Friday, September 26, 2008

Key Mapper

I wrote an open-source scancode mapping program for Windows - a program which lets you remap and disable your keyboard keys. A sample usage (i.e. my own) disables the Num Lock key, disables the Insert key and remaps Caps Lock to Left Shift. What this means is the Num Lock and Insert keys now do nothing, instead of being subversively annoying (I never want to turn Num Lock or Insert off) and when I press Caps Lock it's as if I have pressed Left Shift (although I occasionally might want to turn Caps Lock on, 99% of the times I do turn it on it's not what I want, I just mashed the A key with my fat finger). Also, I got so fed up with not being able to remember how to get the hash symbol using Windows under Parallels on my MacBook that I remapped the ±/§ button on the MacBook keyboard to it the other day. Much easier to remember. Plus I remap "Left Windows" to "Left Control" under Parallels so I can still use Command-C to copy.

You can find the program's website here - there's an auto-updating version available from the Install page, or alternatively get a standalone build from the project's downloads page on Google Code.

You can also use it to assign keys to things that you may want but which aren't on your keyboard, like starting your email program or browser, or controlling your computer's sound volume.

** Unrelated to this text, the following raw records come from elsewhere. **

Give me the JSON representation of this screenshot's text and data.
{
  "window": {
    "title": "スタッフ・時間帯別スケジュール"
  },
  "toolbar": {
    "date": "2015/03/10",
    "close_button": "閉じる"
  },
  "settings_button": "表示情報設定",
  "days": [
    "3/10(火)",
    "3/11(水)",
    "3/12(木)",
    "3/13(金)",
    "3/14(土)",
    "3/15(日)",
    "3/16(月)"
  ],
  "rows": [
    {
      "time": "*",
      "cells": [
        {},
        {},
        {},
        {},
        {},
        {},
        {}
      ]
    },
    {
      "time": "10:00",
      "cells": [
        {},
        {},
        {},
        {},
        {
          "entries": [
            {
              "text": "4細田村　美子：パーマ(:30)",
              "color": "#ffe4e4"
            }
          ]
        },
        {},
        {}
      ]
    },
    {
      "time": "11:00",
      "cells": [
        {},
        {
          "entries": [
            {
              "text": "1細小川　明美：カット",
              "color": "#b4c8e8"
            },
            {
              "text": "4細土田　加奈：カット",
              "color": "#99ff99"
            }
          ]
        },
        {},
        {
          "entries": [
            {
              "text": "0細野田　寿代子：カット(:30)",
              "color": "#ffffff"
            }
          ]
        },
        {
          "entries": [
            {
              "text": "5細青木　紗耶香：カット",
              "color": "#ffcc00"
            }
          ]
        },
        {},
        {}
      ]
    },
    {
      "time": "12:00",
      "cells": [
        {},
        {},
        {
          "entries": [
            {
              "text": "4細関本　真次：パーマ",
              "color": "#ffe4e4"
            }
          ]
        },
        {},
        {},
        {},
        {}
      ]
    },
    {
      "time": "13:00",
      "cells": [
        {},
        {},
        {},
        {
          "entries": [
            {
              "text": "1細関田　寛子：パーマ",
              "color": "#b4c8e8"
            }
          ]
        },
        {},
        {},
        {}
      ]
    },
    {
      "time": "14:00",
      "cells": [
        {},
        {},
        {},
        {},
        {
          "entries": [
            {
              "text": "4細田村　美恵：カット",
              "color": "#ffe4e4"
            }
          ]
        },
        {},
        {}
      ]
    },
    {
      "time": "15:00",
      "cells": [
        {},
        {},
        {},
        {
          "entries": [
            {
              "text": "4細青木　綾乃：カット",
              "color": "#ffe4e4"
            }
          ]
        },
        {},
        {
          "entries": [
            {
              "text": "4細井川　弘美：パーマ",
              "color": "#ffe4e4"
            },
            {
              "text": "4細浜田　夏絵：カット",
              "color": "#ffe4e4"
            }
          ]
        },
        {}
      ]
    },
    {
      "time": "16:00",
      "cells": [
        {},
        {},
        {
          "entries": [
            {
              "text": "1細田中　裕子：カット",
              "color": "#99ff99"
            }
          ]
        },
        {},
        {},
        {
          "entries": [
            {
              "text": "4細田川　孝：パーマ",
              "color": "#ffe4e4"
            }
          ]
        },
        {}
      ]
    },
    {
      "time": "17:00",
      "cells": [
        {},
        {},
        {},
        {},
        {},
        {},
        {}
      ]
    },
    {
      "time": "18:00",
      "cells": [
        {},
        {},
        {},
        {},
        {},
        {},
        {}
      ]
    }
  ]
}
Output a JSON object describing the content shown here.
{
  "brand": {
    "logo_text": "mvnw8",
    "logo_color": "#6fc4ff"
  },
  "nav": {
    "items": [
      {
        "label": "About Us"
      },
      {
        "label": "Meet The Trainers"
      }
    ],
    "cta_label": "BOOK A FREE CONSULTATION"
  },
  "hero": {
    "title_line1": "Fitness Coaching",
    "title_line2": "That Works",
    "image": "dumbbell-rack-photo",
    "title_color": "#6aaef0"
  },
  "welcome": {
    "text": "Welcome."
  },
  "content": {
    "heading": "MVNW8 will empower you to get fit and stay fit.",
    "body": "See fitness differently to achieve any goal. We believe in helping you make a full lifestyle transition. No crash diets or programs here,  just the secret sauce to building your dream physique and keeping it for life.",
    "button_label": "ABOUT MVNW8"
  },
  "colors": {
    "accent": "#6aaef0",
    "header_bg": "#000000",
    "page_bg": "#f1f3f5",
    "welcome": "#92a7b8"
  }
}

I'm quite pleased with it as it handles all different keyboard layouts - all different languages, US vs European vs Mac keyboard layout: it has a drag-and-drop interface, lets you browse through the different keyboard languages installed on your computer, and even explores new ground for the (admittedly small) world of scancode mapping programs - you can have per-user mappings (as opposed to mappings which apply to every user) and remap your Pause key to a command which requires two keystrokes (e.g. Windows-L or Alt-F4 or Right-Alt 4 for the Euro symbol)

Here's a screenshot of the program with it's child windows open:


It's funny how such a seemingly shallow subject as keyboards becomes so deep when you get right into it.

Saturday, September 20, 2008

Parallels Tools for Ubuntu 8.0.4 Hardy Heron

Parallels have finally released a build which allows the Parallels Tools for Linux to be installed in Ubuntu 8.0.4 Hardy Heron: get build 5624 from here. Mouse synchronization and desktop resizing make for a much nicer experience. I still have to click the Network icon and select 'Wired Network' to get a network connection, but that's easy enough to do on each VM reboot, as there aren't many of them.

Tuesday, September 16, 2008

Points Per Game

It seems to me that ordering the football league tables by the average number of points per game is a better indication of how a team is doing than simply by points scored, especially when the variance in number of games played by each team gets beyond one or two. Teams generally go through the season getting the same average number of points per game (or, to put it another way, it takes a big change in form to achieve any significant change in the average).

I've got fed up figuring it out manually so I've done a web page where you can look at any English or Scottish division ordered by points per game. I'm thinking of adding to it so only home or away results can be shown as well as the total.

The tables are scraped from the BBC website, so fingers crossed they don't change their format.